Remembering snail mail

I am one of those people who laments the end of snail mail letter writing. Not that I do much about it. E mail is a worthy replacement, but the ease of exchange pushes that mode toward snippets of information rather than lengthy, informative missives. I have only four correspondents sending me e mails like old-fashioned letters. One of them is a distant cousin in England, another lives three blocks away, but I'm certain they'd all be hard copy letter writers in an earlier era.
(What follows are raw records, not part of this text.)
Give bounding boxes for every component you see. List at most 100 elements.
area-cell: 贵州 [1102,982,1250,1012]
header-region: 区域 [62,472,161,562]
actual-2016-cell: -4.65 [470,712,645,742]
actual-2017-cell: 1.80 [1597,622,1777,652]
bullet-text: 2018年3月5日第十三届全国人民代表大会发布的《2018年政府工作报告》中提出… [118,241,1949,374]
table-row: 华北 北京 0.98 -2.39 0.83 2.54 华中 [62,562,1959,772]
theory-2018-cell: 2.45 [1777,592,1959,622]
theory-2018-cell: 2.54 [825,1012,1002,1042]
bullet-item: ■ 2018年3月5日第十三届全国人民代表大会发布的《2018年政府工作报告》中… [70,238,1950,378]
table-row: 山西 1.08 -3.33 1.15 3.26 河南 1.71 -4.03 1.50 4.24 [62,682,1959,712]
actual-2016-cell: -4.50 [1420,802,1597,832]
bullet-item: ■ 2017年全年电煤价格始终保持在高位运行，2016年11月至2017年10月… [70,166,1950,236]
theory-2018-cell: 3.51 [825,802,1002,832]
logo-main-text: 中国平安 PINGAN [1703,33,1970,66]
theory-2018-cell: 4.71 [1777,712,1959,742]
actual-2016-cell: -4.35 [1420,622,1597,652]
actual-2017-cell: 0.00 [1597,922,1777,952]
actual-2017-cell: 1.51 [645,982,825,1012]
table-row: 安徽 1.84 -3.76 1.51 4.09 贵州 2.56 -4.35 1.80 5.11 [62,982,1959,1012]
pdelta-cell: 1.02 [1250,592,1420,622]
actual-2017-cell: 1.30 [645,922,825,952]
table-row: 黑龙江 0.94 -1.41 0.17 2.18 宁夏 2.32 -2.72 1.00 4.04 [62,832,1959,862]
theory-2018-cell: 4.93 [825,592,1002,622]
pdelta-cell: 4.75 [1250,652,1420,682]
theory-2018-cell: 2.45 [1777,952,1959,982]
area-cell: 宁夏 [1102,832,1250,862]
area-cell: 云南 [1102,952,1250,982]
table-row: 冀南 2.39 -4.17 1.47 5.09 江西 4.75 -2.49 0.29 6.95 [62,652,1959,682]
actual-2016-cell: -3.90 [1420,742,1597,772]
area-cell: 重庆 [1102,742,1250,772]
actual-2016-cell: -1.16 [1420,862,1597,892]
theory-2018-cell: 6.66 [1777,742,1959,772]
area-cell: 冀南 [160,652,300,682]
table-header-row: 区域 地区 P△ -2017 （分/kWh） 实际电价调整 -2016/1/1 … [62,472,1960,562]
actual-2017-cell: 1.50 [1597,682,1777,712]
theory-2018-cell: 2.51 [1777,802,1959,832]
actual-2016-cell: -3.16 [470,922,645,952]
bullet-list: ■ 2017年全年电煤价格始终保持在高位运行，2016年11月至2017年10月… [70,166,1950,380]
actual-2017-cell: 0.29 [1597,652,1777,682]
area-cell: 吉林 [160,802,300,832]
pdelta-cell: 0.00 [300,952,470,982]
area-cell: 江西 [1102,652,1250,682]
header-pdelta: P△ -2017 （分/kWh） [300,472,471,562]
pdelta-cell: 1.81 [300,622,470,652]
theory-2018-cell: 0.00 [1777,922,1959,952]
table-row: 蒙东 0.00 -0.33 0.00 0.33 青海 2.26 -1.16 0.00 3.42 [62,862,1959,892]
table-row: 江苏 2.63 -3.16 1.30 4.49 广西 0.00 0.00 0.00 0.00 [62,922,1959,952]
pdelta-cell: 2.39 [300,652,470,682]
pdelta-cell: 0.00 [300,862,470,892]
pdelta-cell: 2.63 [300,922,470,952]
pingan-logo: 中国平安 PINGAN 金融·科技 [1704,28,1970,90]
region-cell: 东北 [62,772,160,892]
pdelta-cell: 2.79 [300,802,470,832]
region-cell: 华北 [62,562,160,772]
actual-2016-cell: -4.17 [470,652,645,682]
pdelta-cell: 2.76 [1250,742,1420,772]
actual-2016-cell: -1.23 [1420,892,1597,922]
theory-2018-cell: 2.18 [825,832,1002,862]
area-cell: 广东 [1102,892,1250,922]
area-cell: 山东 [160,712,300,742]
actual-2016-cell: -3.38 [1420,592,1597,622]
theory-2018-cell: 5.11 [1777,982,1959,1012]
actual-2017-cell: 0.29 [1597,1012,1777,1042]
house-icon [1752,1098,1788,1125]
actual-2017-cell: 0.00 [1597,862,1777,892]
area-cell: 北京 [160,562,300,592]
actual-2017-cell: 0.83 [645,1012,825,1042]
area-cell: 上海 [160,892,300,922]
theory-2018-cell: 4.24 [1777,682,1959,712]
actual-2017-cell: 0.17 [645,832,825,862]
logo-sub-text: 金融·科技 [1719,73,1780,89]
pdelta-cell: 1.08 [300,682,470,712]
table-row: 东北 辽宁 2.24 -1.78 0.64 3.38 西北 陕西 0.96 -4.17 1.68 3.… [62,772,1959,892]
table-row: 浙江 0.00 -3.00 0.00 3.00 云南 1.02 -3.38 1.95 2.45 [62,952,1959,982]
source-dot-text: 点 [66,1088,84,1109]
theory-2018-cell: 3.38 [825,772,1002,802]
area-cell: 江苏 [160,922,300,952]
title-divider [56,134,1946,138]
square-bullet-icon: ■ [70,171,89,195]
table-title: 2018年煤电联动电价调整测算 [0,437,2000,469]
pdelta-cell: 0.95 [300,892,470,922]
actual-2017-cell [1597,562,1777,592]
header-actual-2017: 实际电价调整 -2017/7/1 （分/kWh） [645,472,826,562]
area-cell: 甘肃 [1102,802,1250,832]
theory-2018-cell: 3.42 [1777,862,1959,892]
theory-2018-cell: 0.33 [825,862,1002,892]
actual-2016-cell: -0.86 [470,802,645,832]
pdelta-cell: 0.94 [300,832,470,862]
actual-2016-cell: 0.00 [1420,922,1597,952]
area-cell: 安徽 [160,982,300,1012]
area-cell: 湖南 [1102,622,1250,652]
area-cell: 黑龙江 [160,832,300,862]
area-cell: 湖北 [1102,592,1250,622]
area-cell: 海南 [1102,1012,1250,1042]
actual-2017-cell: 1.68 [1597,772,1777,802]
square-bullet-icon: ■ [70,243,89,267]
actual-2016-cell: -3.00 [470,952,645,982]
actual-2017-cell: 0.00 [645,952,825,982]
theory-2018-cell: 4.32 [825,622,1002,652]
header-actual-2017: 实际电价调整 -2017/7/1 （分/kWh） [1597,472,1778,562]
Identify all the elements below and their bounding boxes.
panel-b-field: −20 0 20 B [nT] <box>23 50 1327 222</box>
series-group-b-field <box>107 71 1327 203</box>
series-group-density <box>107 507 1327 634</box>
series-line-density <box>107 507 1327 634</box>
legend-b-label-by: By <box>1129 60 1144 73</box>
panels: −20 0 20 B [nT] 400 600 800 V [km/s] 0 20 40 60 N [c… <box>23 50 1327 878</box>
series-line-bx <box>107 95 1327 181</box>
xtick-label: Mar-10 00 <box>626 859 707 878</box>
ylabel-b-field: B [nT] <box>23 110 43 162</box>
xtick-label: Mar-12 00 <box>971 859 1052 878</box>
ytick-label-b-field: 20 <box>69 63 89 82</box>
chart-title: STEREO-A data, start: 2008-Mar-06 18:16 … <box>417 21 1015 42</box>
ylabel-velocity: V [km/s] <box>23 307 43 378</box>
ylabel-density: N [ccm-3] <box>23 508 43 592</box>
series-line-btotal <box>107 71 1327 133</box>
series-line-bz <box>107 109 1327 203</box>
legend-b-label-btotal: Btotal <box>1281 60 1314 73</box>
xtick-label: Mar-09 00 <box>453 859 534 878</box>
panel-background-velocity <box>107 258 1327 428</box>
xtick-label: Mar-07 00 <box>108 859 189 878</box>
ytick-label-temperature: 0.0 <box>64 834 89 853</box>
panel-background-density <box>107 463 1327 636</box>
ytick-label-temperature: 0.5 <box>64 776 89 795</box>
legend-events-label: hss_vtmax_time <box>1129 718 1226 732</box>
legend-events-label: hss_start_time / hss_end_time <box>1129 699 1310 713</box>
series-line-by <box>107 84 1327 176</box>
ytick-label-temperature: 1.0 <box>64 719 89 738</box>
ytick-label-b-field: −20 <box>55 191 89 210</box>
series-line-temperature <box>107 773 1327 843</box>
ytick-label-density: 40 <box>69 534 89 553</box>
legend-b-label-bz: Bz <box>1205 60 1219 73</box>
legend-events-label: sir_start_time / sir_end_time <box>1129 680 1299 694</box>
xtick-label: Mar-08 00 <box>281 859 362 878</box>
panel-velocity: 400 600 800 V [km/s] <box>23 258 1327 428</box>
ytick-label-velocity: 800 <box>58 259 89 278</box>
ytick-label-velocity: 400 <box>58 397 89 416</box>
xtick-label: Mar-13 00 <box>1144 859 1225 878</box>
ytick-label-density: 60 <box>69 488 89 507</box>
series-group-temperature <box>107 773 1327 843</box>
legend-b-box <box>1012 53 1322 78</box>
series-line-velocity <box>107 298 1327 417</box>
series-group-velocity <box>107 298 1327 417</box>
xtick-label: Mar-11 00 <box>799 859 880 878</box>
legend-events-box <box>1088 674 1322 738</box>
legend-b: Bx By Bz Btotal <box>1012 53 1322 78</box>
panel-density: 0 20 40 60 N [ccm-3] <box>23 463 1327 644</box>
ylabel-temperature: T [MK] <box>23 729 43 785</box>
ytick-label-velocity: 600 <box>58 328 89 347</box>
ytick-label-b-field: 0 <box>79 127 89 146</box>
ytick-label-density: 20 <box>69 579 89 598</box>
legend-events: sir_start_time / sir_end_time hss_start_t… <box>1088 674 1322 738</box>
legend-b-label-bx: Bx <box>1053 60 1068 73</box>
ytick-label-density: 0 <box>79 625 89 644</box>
One person actually mails me letters in envelopes from time to time, scrawled on stationary, sometimes running up the sides of margins with arrows pointing the way, usually inspired by a newspaper clipping she enclosed. But she's in her 70s & I've long wished she'd surrender & plug the old computer someone gave her into a cheap dialup ISP & get herself an e mail address. Then she'd hear from me quite often. She's someone I'd send brand new ragged but right poems before I ruined them with revisions.

I carried on a regular correspondance with only one of my girlfriends, a nursing student. Her letters from school, in a fairly neat cursive, were long but grumpy, coursework was hard, she was always tired. In addition to classes she rotated through the various hospital wards & all shifts, some uplifting, some depressing, but always as the lowest in the staff pecking order. From the start, her education instilled in her the R.N.'s contempt for most specialist doctors. I saved those for about ten years, then selected a few examples & tossed the rest. Seeing the letters, bundled with string, only reminded me how badly I treated her.

Another friend wrote great letters after she moved to Chicago. When she came back to Jersey, I preferred visiting her because she served delicious cocktails in plastic glasses shaped like fish, & after we had a few she had a way of making me feel like the handsomest guy in the world even though we were never intimately involved.

Through the 1980s I exchanged long letters with poet David Cope in Michigan. Now a full time college teacher with many books of poems to his credit, Dave was then the boiler room man & janitor at a small elementary school, a job he liked, & he had free time in the middle of the school day to write his many friends. My letters to Dave are in the collection of the U. of Michigan library named for poet Anne Waldman. I made carbon copies of most of the letters, bound in the year-by-year journals I used to keep. They are generally not of a high literary quality. I'm just sneaking in those library storage boxes on the archival importance of Dave's voluminous correspondance with Allen Ginsberg.

Which reminds me I have a few letters to compose, to my distant cousin, & to the guy from upstate New York who smartly decided to use his musical expertise writing for money rather than free form radio DJing for nothing. The woman without e mail gets a phone call.